The goal of Lytro is to bring light field and computational photography technologies to the world for everyone to enjoy. In realizing this goal, our engineers have encountered and resolved countless challenges that were once unimaginable in the lab environment.
In this blog post, we would like to share the results of one particular project conducted by Lytro: modeling the light field camera. In the process of building light field cameras and processing light field data, we found that our existing light field model could not accurately predict system performance and that image resolution usually exceeded limitations set by previous models.

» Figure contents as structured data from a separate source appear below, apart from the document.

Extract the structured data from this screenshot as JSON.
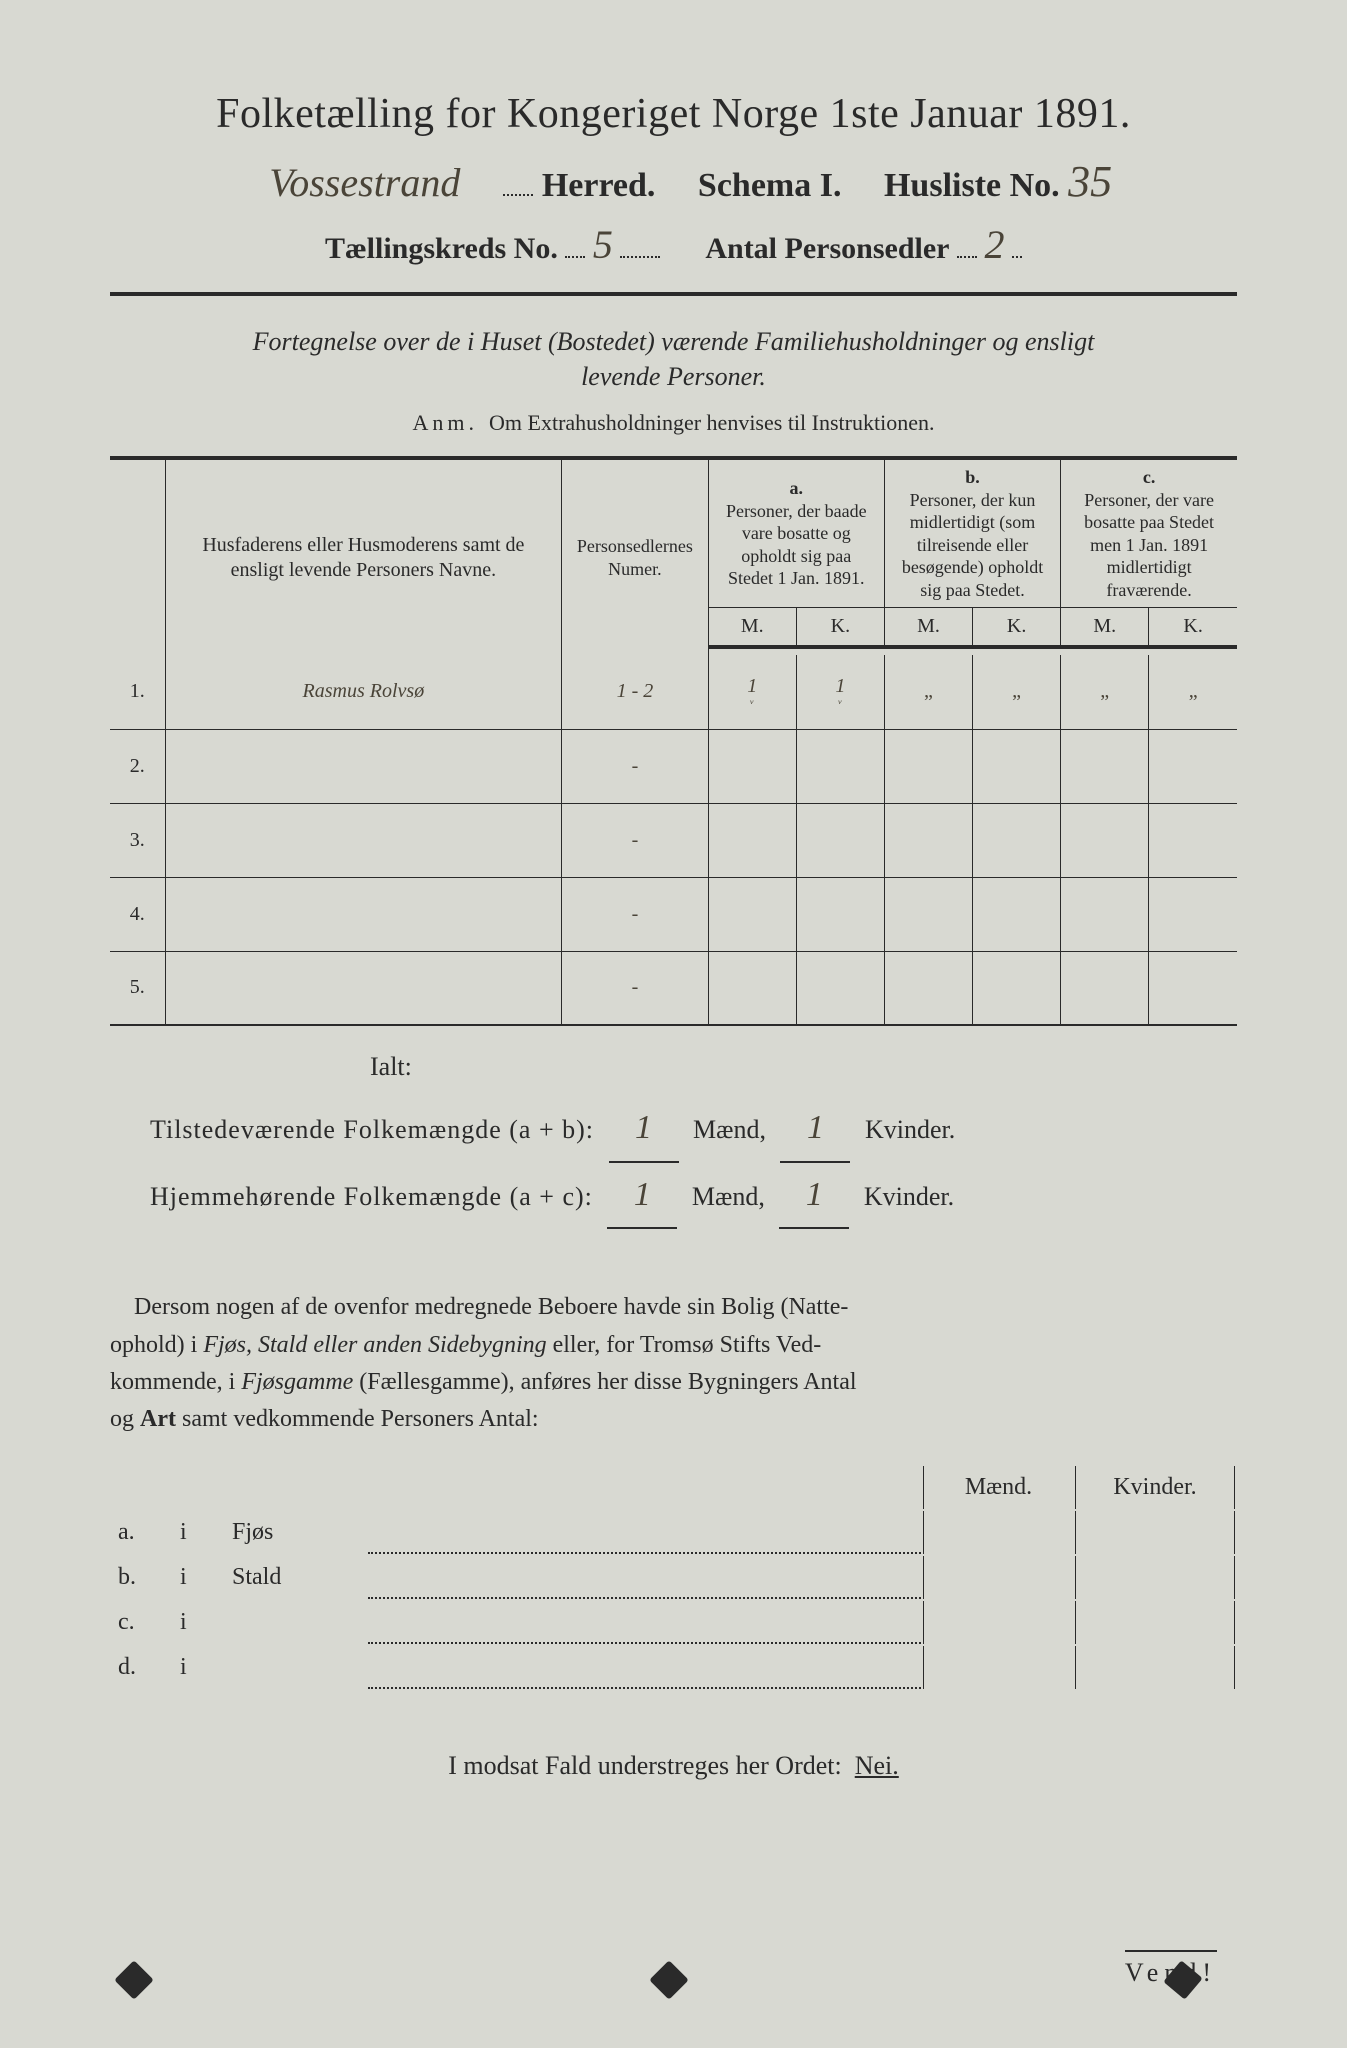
{
  "colors": {
    "paper": "#d8d9d2",
    "ink": "#2a2a2a",
    "hand": "#4a4438"
  },
  "title": "Folketælling for Kongeriget Norge 1ste Januar 1891.",
  "header": {
    "herred_hand": "Vossestrand",
    "herred_label": "Herred.",
    "schema_label": "Schema I.",
    "husliste_label": "Husliste No.",
    "husliste_no_hand": "35",
    "kreds_label": "Tællingskreds No.",
    "kreds_no_hand": "5",
    "antal_label": "Antal Personsedler",
    "antal_hand": "2"
  },
  "subtitle_line1": "Fortegnelse over de i Huset (Bostedet) værende Familiehusholdninger og ensligt",
  "subtitle_line2": "levende Personer.",
  "anm_lead": "Anm.",
  "anm_text": "Om Extrahusholdninger henvises til Instruktionen.",
  "table": {
    "col_names_label": "Husfaderens eller Husmoderens samt de ensligt levende Personers Navne.",
    "col_numer_label": "Personsedlernes Numer.",
    "group_a": "a.",
    "group_a_text": "Personer, der baade vare bosatte og opholdt sig paa Stedet 1 Jan. 1891.",
    "group_b": "b.",
    "group_b_text": "Personer, der kun midlertidigt (som tilreisende eller besøgende) opholdt sig paa Stedet.",
    "group_c": "c.",
    "group_c_text": "Personer, der vare bosatte paa Stedet men 1 Jan. 1891 midlertidigt fraværende.",
    "M": "M.",
    "K": "K.",
    "rows": [
      {
        "n": "1.",
        "name": "Rasmus Rolvsø",
        "numer": "1 - 2",
        "aM": "1",
        "aK": "1",
        "bM": "„",
        "bK": "„",
        "cM": "„",
        "cK": "„"
      },
      {
        "n": "2.",
        "name": "",
        "numer": "-",
        "aM": "",
        "aK": "",
        "bM": "",
        "bK": "",
        "cM": "",
        "cK": ""
      },
      {
        "n": "3.",
        "name": "",
        "numer": "-",
        "aM": "",
        "aK": "",
        "bM": "",
        "bK": "",
        "cM": "",
        "cK": ""
      },
      {
        "n": "4.",
        "name": "",
        "numer": "-",
        "aM": "",
        "aK": "",
        "bM": "",
        "bK": "",
        "cM": "",
        "cK": ""
      },
      {
        "n": "5.",
        "name": "",
        "numer": "-",
        "aM": "",
        "aK": "",
        "bM": "",
        "bK": "",
        "cM": "",
        "cK": ""
      }
    ]
  },
  "ialt": "Ialt:",
  "sum1_label": "Tilstedeværende Folkemængde (a + b):",
  "sum2_label": "Hjemmehørende Folkemængde (a + c):",
  "maend": "Mænd,",
  "kvinder": "Kvinder.",
  "sum1_m": "1",
  "sum1_k": "1",
  "sum2_m": "1",
  "sum2_k": "1",
  "para_text": "Dersom nogen af de ovenfor medregnede Beboere havde sin Bolig (Natteophold) i Fjøs, Stald eller anden Sidebygning eller, for Tromsø Stifts Vedkommende, i Fjøsgamme (Fællesgamme), anføres her disse Bygningers Antal og Art samt vedkommende Personers Antal:",
  "side": {
    "maend": "Mænd.",
    "kvinder": "Kvinder.",
    "rows": [
      {
        "lab": "a.",
        "i": "i",
        "kind": "Fjøs"
      },
      {
        "lab": "b.",
        "i": "i",
        "kind": "Stald"
      },
      {
        "lab": "c.",
        "i": "i",
        "kind": ""
      },
      {
        "lab": "d.",
        "i": "i",
        "kind": ""
      }
    ]
  },
  "modsat": "I modsat Fald understreges her Ordet:",
  "nei": "Nei.",
  "vend": "Vend!"
}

Establishing an accurate model is crucial for Lytro as we need it for designing reliable light field cameras. Chia-Kai Liang, architect of the Lytro Computational Photography Group, and Prof. Ravi Ramamoorthi of UCSD, distinguished researcher in computer graphics, teamed up together to build a more accurate model. What we found was that the full spatial and angular photo sensor sensitivity profile must be considered in accurately modeling the light field camera. This is particularly important when a light ray’s contribution to the light field data depends on its hitting a specific location and angle on the sensor surface. All of these variations play important roles in determining the performance of the light field camera. While this idea that the performance of the conventional 2D cameras depends on the spatial sensor fill-rate and that a 4D light field camera should depend on both the spatial and angular sensor sensitivities is somewhat intuitive in hindsight, no previous model had ever taken this vital information into account.
We have since built a new simulation system, based on this new observation, that much more accurately predicts the results of our physical camera. Furthermore, the model also enables us to virtually test and evaluate different light field camera designs without the requirement of physical prototypes or data collection.
We believe this model will be useful not only to us, but to everybody exploring the world of computational photography and would like to share our findings. Our paper describing the details of this work has been accepted by ACM Transaction on Graphics, the highest-tier of scientific journals in computer graphics. We hope it can help researchers to re-think how light field cameras are modeled and inspire even more interesting work in computational photography.